God never will, nor can, be reconciled to sin. While God can be reconciled to sinners through the sacrificial death of His Son, Jesus, He can never be reconciled to sin.

This is, believe it or not, good news. For if God could be reconciled to sin, then we wouldn’t know that our cries for justice, our cries against evil and wickedness, are meaningful or heard by God. Perhaps, as some eastern religions teach, good and evil are just opposites that must perpetually exist in balance and we just ended up on the wrong side of the yang. Perhaps, as atheistic materialism implies, good and evil are just social constructs that different cultures can design wholly on their own without reference to a transcendent standard and we just didn’t have enough power to force others to comply with our design. If God can be reconciled to sin, then the world is a dark and dreary place.

But thanks be to God, God cannot be reconciled to sin. Evil is always evil and good is always good. God does not take pleasure in wickedness. He abhors the one who does evil, the boastful, the worker of iniquity, the speaker of falsehood, as well as the bloodthirsty and deceitful man. He will not and cannot be reconciled to sin nor to unrepentant sinners.

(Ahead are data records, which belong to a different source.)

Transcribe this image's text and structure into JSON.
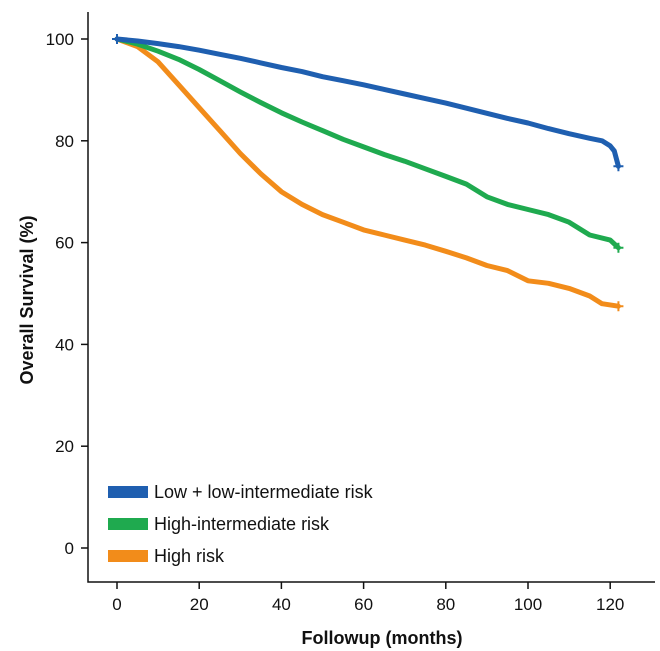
{
  "chart_data": {
    "type": "line",
    "title": "",
    "xlabel": "Followup (months)",
    "ylabel": "Overall Survival (%)",
    "xlim": [
      0,
      125
    ],
    "ylim": [
      0,
      105
    ],
    "xticks": [
      0,
      20,
      40,
      60,
      80,
      100,
      120
    ],
    "yticks": [
      0,
      20,
      40,
      60,
      80,
      100
    ],
    "grid": false,
    "legend_position": "bottom-left",
    "series": [
      {
        "name": "Low + low-intermediate risk",
        "color": "#1f5fb0",
        "x": [
          0,
          5,
          10,
          15,
          20,
          25,
          30,
          35,
          40,
          45,
          50,
          55,
          60,
          65,
          70,
          75,
          80,
          85,
          90,
          95,
          100,
          105,
          110,
          115,
          118,
          120,
          121,
          122
        ],
        "y": [
          100,
          99.6,
          99.1,
          98.5,
          97.8,
          97.0,
          96.2,
          95.3,
          94.4,
          93.6,
          92.6,
          91.8,
          91.0,
          90.1,
          89.2,
          88.3,
          87.4,
          86.4,
          85.4,
          84.4,
          83.5,
          82.4,
          81.4,
          80.5,
          80.0,
          79.0,
          78.0,
          75.0
        ]
      },
      {
        "name": "High-intermediate risk",
        "color": "#1faa4f",
        "x": [
          0,
          5,
          10,
          15,
          20,
          25,
          30,
          35,
          40,
          45,
          50,
          55,
          60,
          65,
          70,
          75,
          80,
          85,
          90,
          95,
          100,
          105,
          110,
          115,
          120,
          122
        ],
        "y": [
          100,
          99.0,
          97.6,
          96.0,
          94.0,
          91.8,
          89.6,
          87.5,
          85.5,
          83.7,
          82.0,
          80.3,
          78.8,
          77.3,
          76.0,
          74.5,
          73.0,
          71.5,
          69.0,
          67.5,
          66.5,
          65.5,
          64.0,
          61.5,
          60.5,
          59.0
        ]
      },
      {
        "name": "High risk",
        "color": "#f28c1a",
        "x": [
          0,
          5,
          10,
          15,
          20,
          25,
          30,
          35,
          40,
          45,
          50,
          55,
          60,
          65,
          70,
          75,
          80,
          85,
          90,
          95,
          100,
          105,
          110,
          115,
          118,
          122
        ],
        "y": [
          100,
          98.5,
          95.5,
          91.0,
          86.5,
          82.0,
          77.5,
          73.5,
          70.0,
          67.5,
          65.5,
          64.0,
          62.5,
          61.5,
          60.5,
          59.5,
          58.3,
          57.0,
          55.5,
          54.5,
          52.5,
          52.0,
          51.0,
          49.5,
          48.0,
          47.5
        ]
      }
    ]
  }
}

So what of you? Have you reconciled yourself to your own sin? Are you making excuses for your greed? Excuses for your dishonesty? Excuses for despising the poor? For refusing to hear the cries of those who long for justice? For neglecting your children? Excuses for failing to lead your wife and children? For looking at porn? For indulging your children’s disobedience? Excuses for refusing to submit to your husband? For grumbling against God’s providence? For pitying those executed for murder or kidnapping? Excuses for disobeying your parents? For yelling at your sibling? For neglecting your aged parents? Excuses for nursing your bitterness? For coveting your neighbor’s house? For envying the rich?

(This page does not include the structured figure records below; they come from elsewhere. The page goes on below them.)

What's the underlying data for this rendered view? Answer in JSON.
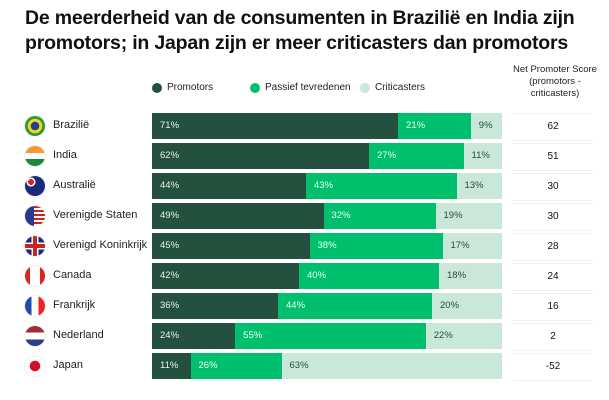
{
  "title": "De meerderheid van de consumenten in Brazilië en India zijn promotors; in Japan zijn er meer criticasters dan promotors",
  "nps_header": "Net Promoter Score (promotors - criticasters)",
  "colors": {
    "promotors": "#24513f",
    "passief": "#00c06e",
    "criticasters": "#c9e8d9"
  },
  "chart_data": {
    "type": "bar",
    "stacked": true,
    "orientation": "horizontal",
    "title": "De meerderheid van de consumenten in Brazilië en India zijn promotors; in Japan zijn er meer criticasters dan promotors",
    "legend": [
      "Promotors",
      "Passief tevredenen",
      "Criticasters"
    ],
    "legend_position": "top",
    "categories": [
      "Brazilië",
      "India",
      "Australië",
      "Verenigde Staten",
      "Verenigd Koninkrijk",
      "Canada",
      "Frankrijk",
      "Nederland",
      "Japan"
    ],
    "flags": [
      "brazil-flag-icon",
      "india-flag-icon",
      "australia-flag-icon",
      "usa-flag-icon",
      "uk-flag-icon",
      "canada-flag-icon",
      "france-flag-icon",
      "netherlands-flag-icon",
      "japan-flag-icon"
    ],
    "series": [
      {
        "name": "Promotors",
        "values": [
          71,
          62,
          44,
          49,
          45,
          42,
          36,
          24,
          11
        ],
        "labels": [
          "71%",
          "62%",
          "44%",
          "49%",
          "45%",
          "42%",
          "36%",
          "24%",
          "11%"
        ]
      },
      {
        "name": "Passief tevredenen",
        "values": [
          21,
          27,
          43,
          32,
          38,
          40,
          44,
          55,
          26
        ],
        "labels": [
          "21%",
          "27%",
          "43%",
          "32%",
          "38%",
          "40%",
          "44%",
          "55%",
          "26%"
        ]
      },
      {
        "name": "Criticasters",
        "values": [
          9,
          11,
          13,
          19,
          17,
          18,
          20,
          22,
          63
        ],
        "labels": [
          "9%",
          "11%",
          "13%",
          "19%",
          "17%",
          "18%",
          "20%",
          "22%",
          "63%"
        ]
      }
    ],
    "nps": [
      "62",
      "51",
      "30",
      "30",
      "28",
      "24",
      "16",
      "2",
      "-52"
    ]
  }
}
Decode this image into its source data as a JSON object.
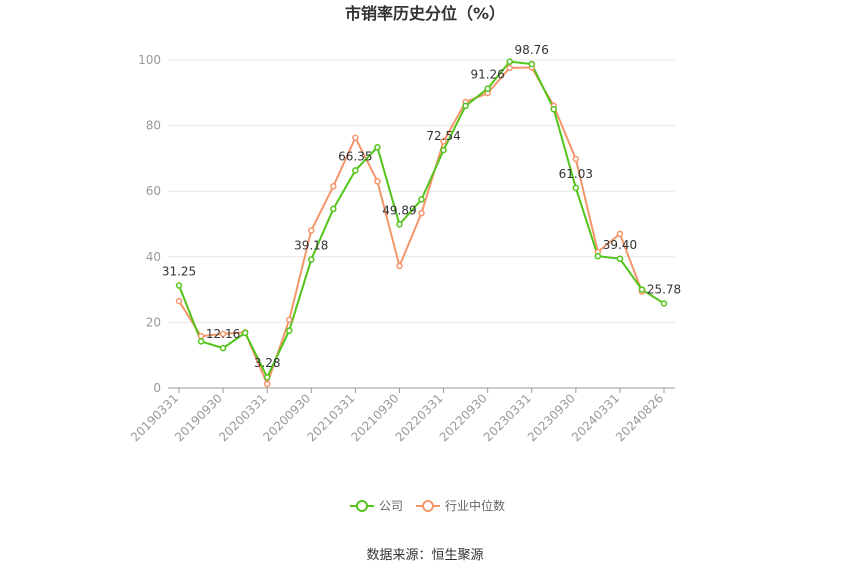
{
  "chart_data": {
    "type": "line",
    "title": "市销率历史分位（%）",
    "x": [
      "20190331",
      "20190630",
      "20190930",
      "20191231",
      "20200331",
      "20200630",
      "20200930",
      "20201231",
      "20210331",
      "20210630",
      "20210930",
      "20211231",
      "20220331",
      "20220630",
      "20220930",
      "20221231",
      "20230331",
      "20230630",
      "20230930",
      "20231231",
      "20240331",
      "20240630",
      "20240826"
    ],
    "xticks": [
      "20190331",
      "20190930",
      "20200331",
      "20200930",
      "20210331",
      "20210930",
      "20220331",
      "20220930",
      "20230331",
      "20230930",
      "20240331",
      "20240826"
    ],
    "ylim": [
      0,
      100
    ],
    "yticks": [
      0,
      20,
      40,
      60,
      80,
      100
    ],
    "grid": true,
    "legend_position": "bottom",
    "series": [
      {
        "name": "公司",
        "color": "#52c41a",
        "values": [
          31.25,
          14.2,
          12.16,
          16.8,
          3.28,
          17.5,
          39.18,
          54.6,
          66.35,
          73.4,
          49.89,
          57.5,
          72.54,
          86.0,
          91.26,
          99.5,
          98.76,
          85.0,
          61.03,
          40.2,
          39.4,
          30.0,
          25.78
        ],
        "labels": {
          "0": "31.25",
          "2": "12.16",
          "4": "3.28",
          "6": "39.18",
          "8": "66.35",
          "10": "49.89",
          "12": "72.54",
          "14": "91.26",
          "16": "98.76",
          "18": "61.03",
          "20": "39.40",
          "22": "25.78"
        }
      },
      {
        "name": "行业中位数",
        "color": "#f4956a",
        "values": [
          26.5,
          15.8,
          16.5,
          17.0,
          1.2,
          20.8,
          48.0,
          61.5,
          76.3,
          63.0,
          37.2,
          53.3,
          75.2,
          87.2,
          89.9,
          97.6,
          97.7,
          86.0,
          69.8,
          41.5,
          47.0,
          29.4,
          null
        ]
      }
    ]
  },
  "footer": {
    "source": "数据来源：恒生聚源"
  }
}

Such excuses are simply ways that we attempt to reconcile ourselves to our sin. We call good evil and evil good. We attempt to define good and evil on our own terms, to shake our fist at God and pretend that we are wiser than He. But we are not wiser and the soul that sins shall die. Disaster and judgment come in the wake of excuses for sin. But hear the good news: “He who covers his sins will not prosper, but whoever confesses and forsakes them will have mercy” (Pr 28:13).

So reminded of our propensity to reconcile ourselves to sin, let us not make excuses for our sin but let us confess it to the Lord. And as we confess, let us kneel as we are able. We will have a time of silent confession followed by the corporate confession found in bulletin.